The news: The Office of the Comptroller of the Currency (OCC) is working on preparedness principles for US banks to follow for managing climate-related financial risks.

The regulator put out a call for feedback for the principles—which would cover banks with at least $100 billion in assets—with a February 14, 2022 deadline.

More on this: The OCC warns that weaknesses in banks’ climate-risk management could pose threats to their safety and soundness.

In its draft principles document, the regulator identifies two broad risk categories:

  • Physical disasters like hurricanes, flooding, and wildfires.
  • Impacts of transitional steps to deal with climate change, including from businesses, consumers, and policymakers.

The OCC also outlines climate-related risks for specific categories that cover banks, such as:

  • Credit, which covers both underwriting for borrowers and in portfolio management of debt outstanding.
  • Operations, such as business continuity.
  • Liquidity, which covers threats to banks’ liquidity buffers.
  • Legal and compliance, which includes ensuring that risk management measures don’t disproportionately impact people based on race or ethnicity.

The big takeaway: Severe weather events are already doing major harm across the globe to homes and businesses, including tornadoes that went through six US states and flooding that swept through Germany, the Netherlands, and Belgium in July.
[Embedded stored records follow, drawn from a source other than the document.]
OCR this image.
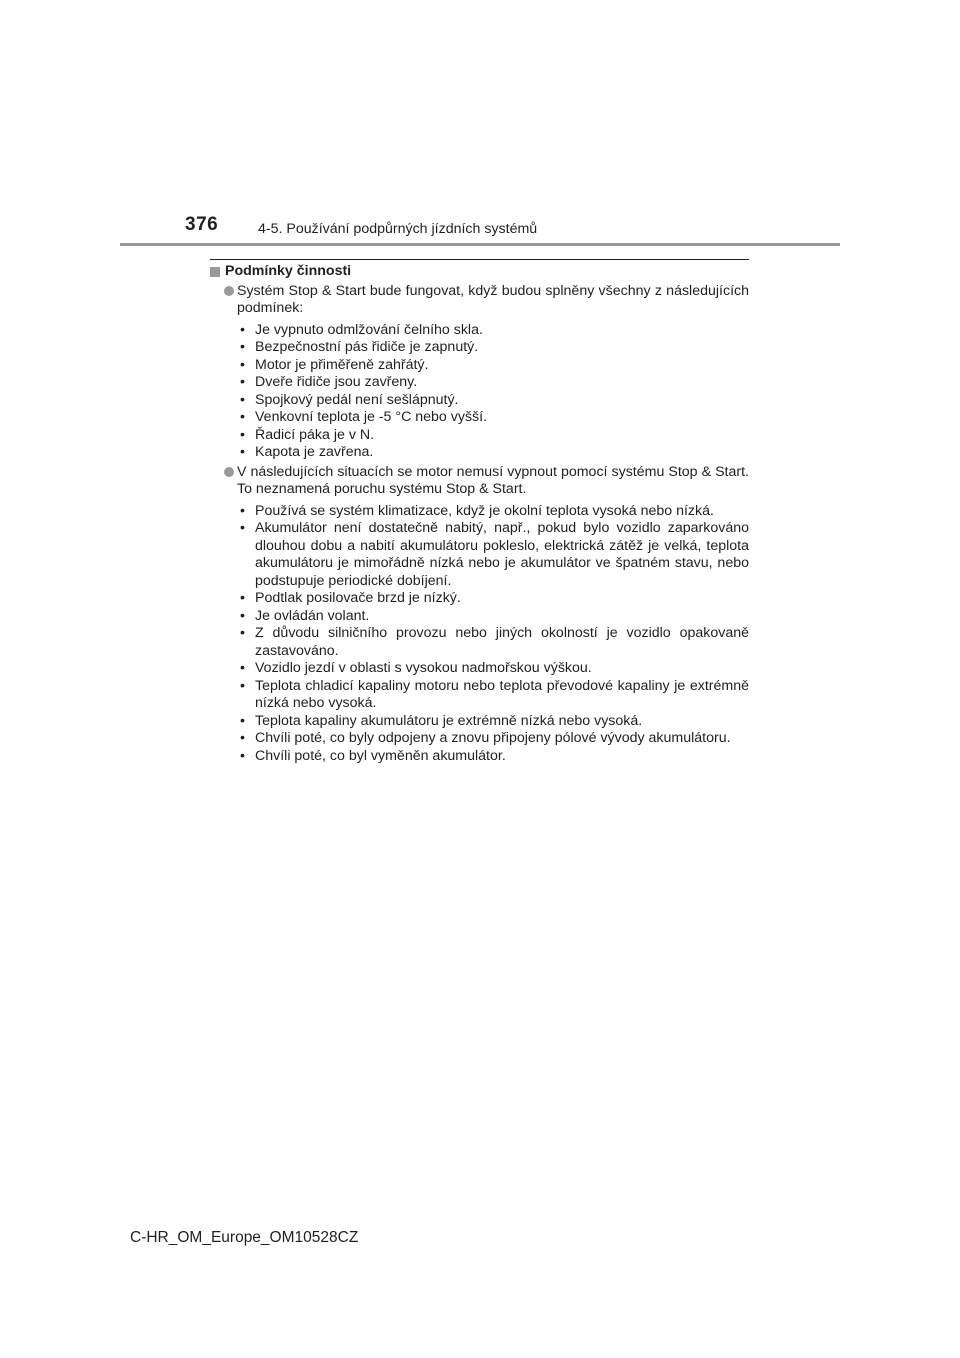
376	4-5. Používání podpůrných jízdních systémů
Podmínky činnosti
Systém Stop & Start bude fungovat, když budou splněny všechny z následujících podmínek:
• Je vypnuto odmlžování čelního skla.
• Bezpečnostní pás řidiče je zapnutý.
• Motor je přiměřeně zahřátý.
• Dveře řidiče jsou zavřeny.
• Spojkový pedál není sešlápnutý.
• Venkovní teplota je -5 °C nebo vyšší.
• Řadicí páka je v N.
• Kapota je zavřena.
V následujících situacích se motor nemusí vypnout pomocí systému Stop & Start. To neznamená poruchu systému Stop & Start.
• Používá se systém klimatizace, když je okolní teplota vysoká nebo nízká.
• Akumulátor není dostatečně nabitý, např., pokud bylo vozidlo zaparkováno dlouhou dobu a nabití akumulátoru pokleslo, elektrická zátěž je velká, teplota akumulátoru je mimořádně nízká nebo je akumulátor ve špatném stavu, nebo podstupuje periodické dobíjení.
• Podtlak posilovače brzd je nízký.
• Je ovládán volant.
• Z důvodu silničního provozu nebo jiných okolností je vozidlo opakovaně zastavováno.
• Vozidlo jezdí v oblasti s vysokou nadmořskou výškou.
• Teplota chladicí kapaliny motoru nebo teplota převodové kapaliny je extrémně nízká nebo vysoká.
• Teplota kapaliny akumulátoru je extrémně nízká nebo vysoká.
• Chvíli poté, co byly odpojeny a znovu připojeny pólové vývody akumulátoru.
• Chvíli poté, co byl vyměněn akumulátor.
C-HR_OM_Europe_OM10528CZ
Such events can impact customers of both digital and brick-and-mortar banking:

  • Customers who live in directly affected areas may be unable to withdraw cash or make point-of-sale transactions with cards.
  • Damage to data centers, unless offset with backup support, can affect digital-banking services for customers that live across the country.
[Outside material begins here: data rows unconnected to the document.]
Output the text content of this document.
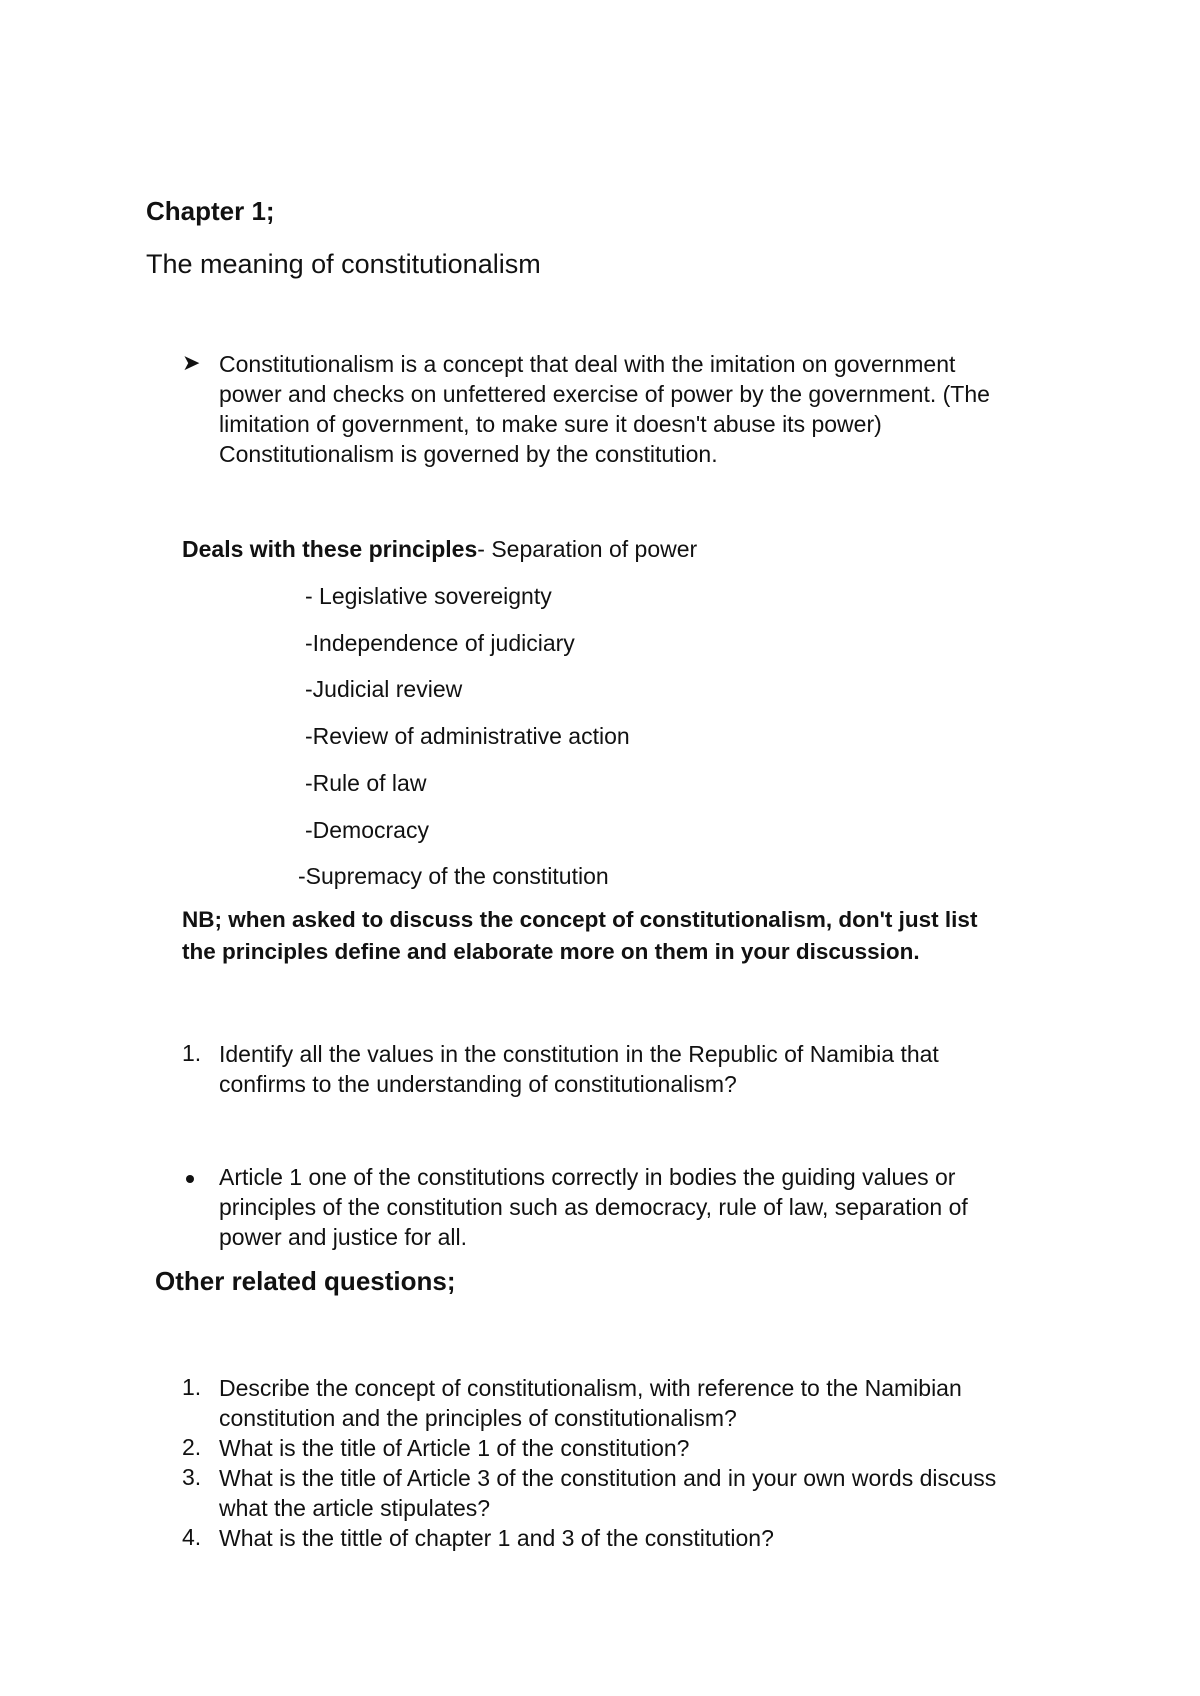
Chapter 1;
The meaning of constitutionalism
➤ Constitutionalism is a concept that deal with the imitation on government
power and checks on unfettered exercise of power by the government. (The
limitation of government, to make sure it doesn't abuse its power)
Constitutionalism is governed by the constitution.
Deals with these principles- Separation of power
- Legislative sovereignty
-Independence of judiciary
-Judicial review
-Review of administrative action
-Rule of law
-Democracy
-Supremacy of the constitution
NB; when asked to discuss the concept of constitutionalism, don't just list
the principles define and elaborate more on them in your discussion.
1. Identify all the values in the constitution in the Republic of Namibia that
confirms to the understanding of constitutionalism?
Article 1 one of the constitutions correctly in bodies the guiding values or
principles of the constitution such as democracy, rule of law, separation of
power and justice for all.
Other related questions;
1. Describe the concept of constitutionalism, with reference to the Namibian
constitution and the principles of constitutionalism?
2. What is the title of Article 1 of the constitution?
3. What is the title of Article 3 of the constitution and in your own words discuss
what the article stipulates?
4. What is the tittle of chapter 1 and 3 of the constitution?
Banks should have risk-management plans and business continuity plans in place for climate-change-related events like these—regardless of what actions the OCC, or any other regulators, decides to take. As an example, Deloitte outlines business-continuity actions that companies can take to deal with climate change threats:

  • Tasking employees with sustainability to engage with people who focus on business continuity and risk management.
  • Adding sustainability frameworks to business continuity management systems.
  • Updating risk assessments so that climate risks are included.